La CEDH commence son raisonnement par indiquer quelle impartialité est attendue de la part des autorités de jugements, en différenciant impartialité objective et subjective. Pour se faire elle rappelle sa jurisprudence antérieure ; le premier critère peut être qualifié de « subjectif » parce qu’il consiste à pénétrer dans la psychologie du juge, à rechercher s’il désirait favoriser un plaideur ou nuire à un justiciable. Dans ce cas l’impartialité doit être présumée jusqu’à preuve du contraire (CEDH, Piersack c/ Belgique, 1er octobre 1982). En l’espèce la preuve du contraire n’est pas apportée, et la requête des demandeurs ne paraît pas portée sur une probable partialité subjective d’un des membres de la Commission. Ainsi donc la CEDH se tourne vers l’appréciation du second critère présenté comme objectif et rappelle qu’elle consiste à se demander si indépendamment de la conduite personnelle du juge, certains faits vérifiables autorisent à suspecter l’impartialité de ce dernier. En la matière, même les apparences peuvent revêtir de l’importance. Il y va de la confiance que les tribunaux d’une société démocratique se doivent d’inspirer aux justiciables, à commencer, au pénal, par les prévenus (CEDH, Didier c/France, 27 août 2002). Ici il s'agit de contrôler l'organisation même de l'institution qui prononce la sanction, qui  doit, d’une manière générale, apparaître impartiale et inspirer la confiance. La CEDH parle même d’apparence de l’indépendance. De plus la Haute juridiction du Conseil de l’Europe réaffirme que l'élément essentiel pris en compte est l'indépendance de ses membres, c'est-à-dire leur mode de désignation, la durée de leur mandat, les garanties existant pour les mettre à l'abri des pressions extérieures (CEDH, Kleyn et autres c/Pays-Bas, 6 mai 2003).

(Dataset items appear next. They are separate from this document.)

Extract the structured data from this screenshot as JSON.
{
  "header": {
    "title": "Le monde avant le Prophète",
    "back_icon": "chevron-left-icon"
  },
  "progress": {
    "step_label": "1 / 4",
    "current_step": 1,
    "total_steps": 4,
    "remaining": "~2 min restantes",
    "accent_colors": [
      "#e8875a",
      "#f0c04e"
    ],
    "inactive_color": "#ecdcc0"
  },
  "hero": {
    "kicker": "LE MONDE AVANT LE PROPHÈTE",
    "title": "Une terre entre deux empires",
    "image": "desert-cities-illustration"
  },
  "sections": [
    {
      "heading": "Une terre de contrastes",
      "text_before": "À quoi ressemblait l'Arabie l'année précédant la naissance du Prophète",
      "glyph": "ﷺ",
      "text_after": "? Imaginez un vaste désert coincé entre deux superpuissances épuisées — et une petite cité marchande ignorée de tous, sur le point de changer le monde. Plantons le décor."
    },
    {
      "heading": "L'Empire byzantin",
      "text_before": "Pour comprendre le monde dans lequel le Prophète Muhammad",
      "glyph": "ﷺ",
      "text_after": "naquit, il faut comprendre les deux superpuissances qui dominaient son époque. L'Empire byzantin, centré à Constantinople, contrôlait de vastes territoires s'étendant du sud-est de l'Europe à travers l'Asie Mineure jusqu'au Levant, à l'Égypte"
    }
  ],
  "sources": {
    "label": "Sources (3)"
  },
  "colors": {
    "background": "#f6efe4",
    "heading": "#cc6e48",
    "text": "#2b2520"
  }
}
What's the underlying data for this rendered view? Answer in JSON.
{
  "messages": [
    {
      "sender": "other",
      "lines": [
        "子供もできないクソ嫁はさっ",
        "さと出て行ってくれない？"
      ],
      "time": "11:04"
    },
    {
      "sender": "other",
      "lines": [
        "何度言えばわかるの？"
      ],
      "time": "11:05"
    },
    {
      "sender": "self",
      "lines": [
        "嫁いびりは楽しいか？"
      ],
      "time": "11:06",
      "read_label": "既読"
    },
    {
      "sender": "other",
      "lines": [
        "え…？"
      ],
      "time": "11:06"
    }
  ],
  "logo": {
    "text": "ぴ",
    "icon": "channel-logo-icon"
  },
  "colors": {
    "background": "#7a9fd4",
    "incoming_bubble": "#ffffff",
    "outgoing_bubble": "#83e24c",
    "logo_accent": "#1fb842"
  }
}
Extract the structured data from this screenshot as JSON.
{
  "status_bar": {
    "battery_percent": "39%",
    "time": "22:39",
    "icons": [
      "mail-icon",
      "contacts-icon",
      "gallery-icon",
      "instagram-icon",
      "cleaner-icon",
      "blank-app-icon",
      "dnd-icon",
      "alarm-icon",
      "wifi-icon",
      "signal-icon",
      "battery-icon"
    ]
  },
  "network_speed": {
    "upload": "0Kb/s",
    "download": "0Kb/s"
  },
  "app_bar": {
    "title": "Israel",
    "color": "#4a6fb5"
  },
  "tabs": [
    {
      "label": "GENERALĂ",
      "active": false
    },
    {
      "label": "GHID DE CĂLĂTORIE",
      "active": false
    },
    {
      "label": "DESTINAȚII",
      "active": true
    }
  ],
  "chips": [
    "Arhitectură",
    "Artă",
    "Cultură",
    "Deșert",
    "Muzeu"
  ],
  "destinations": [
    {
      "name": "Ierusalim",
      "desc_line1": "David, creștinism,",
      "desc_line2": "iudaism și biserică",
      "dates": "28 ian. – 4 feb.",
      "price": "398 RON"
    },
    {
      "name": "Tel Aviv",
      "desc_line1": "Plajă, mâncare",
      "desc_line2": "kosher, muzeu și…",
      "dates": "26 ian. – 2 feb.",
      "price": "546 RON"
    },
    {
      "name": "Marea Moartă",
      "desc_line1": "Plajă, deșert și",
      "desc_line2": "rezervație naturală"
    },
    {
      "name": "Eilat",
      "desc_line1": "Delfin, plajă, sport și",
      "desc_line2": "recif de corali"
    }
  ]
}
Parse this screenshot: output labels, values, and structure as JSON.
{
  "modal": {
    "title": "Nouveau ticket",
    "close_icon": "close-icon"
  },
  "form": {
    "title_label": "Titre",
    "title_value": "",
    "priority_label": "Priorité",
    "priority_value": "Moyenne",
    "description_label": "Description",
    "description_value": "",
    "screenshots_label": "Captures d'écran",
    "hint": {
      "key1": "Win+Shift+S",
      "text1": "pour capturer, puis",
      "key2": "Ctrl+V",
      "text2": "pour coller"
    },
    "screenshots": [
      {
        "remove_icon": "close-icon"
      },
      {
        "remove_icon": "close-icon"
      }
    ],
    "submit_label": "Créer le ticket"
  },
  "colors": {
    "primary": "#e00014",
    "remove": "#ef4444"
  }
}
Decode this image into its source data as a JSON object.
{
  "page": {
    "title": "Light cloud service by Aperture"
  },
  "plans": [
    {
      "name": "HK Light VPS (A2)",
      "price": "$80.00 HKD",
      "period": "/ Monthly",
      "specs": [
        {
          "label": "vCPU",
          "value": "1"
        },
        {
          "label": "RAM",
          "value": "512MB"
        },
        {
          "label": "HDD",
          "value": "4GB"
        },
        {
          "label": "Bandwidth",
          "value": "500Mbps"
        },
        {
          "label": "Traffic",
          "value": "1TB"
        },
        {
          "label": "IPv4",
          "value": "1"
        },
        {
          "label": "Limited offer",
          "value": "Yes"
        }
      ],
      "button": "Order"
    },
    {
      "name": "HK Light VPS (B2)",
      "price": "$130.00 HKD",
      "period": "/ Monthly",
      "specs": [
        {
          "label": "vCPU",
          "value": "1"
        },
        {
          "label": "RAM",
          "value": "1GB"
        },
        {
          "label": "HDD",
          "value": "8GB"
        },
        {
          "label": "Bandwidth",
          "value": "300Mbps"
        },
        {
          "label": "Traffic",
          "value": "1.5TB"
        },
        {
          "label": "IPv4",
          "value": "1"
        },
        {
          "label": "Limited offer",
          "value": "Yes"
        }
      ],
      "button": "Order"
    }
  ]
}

  1. L’exclusion de la partialité de la Commission des sanctions.

En l’espèce l’impartialité subjective n’était pas la question soulevée par les requérants. Ils reprochaient l’intervention du président du Collège de l’AMF, autorité de poursuite, et des services administratifs, dans la procédure de sanction mise en œuvre par la Commission des sanctions. Ainsi la question était de savoir s’il y avait eu violation du principe de séparation des autorités de contrôle, d’enquête, de poursuite et de jugement.

La CEDH estime que le fait que la Commission des sanctions ait partagé l'avis du président de l'AMF, auteur des poursuites, quant à la compréhension des textes en cause ne saurait à lui seul mettre en doute son impartialité, dès lors notamment que les requérants ont également été entendus. En effet l’expression de l’autorité de poursuite lors de la phase d’instruction afin d’expliciter les éléments contenus dans sa notification de griefs, paraît constituer l’application même du principe du contradictoire posé par l’article 6§1 de la Convention, cette conception est appuyée par le fait que la position du président de l’AMF a pu être « contredite » par les mis en cause, aussi bien à l’écrit qu’à l’oral. De surcroît, elle constate la séparation claire et étanche entre les organes de contrôle, d'enquête et de poursuite, d'une part, et l'organe de jugement, d'autre part. La Cour considère donc qu'il n'y a pas lieu de douter de l'indépendance de la Commission des sanctions et de son rapporteur par rapport aux autres organes de l'AMF, et confirme l’absence de toute apparence de violation du principe d'impartialité.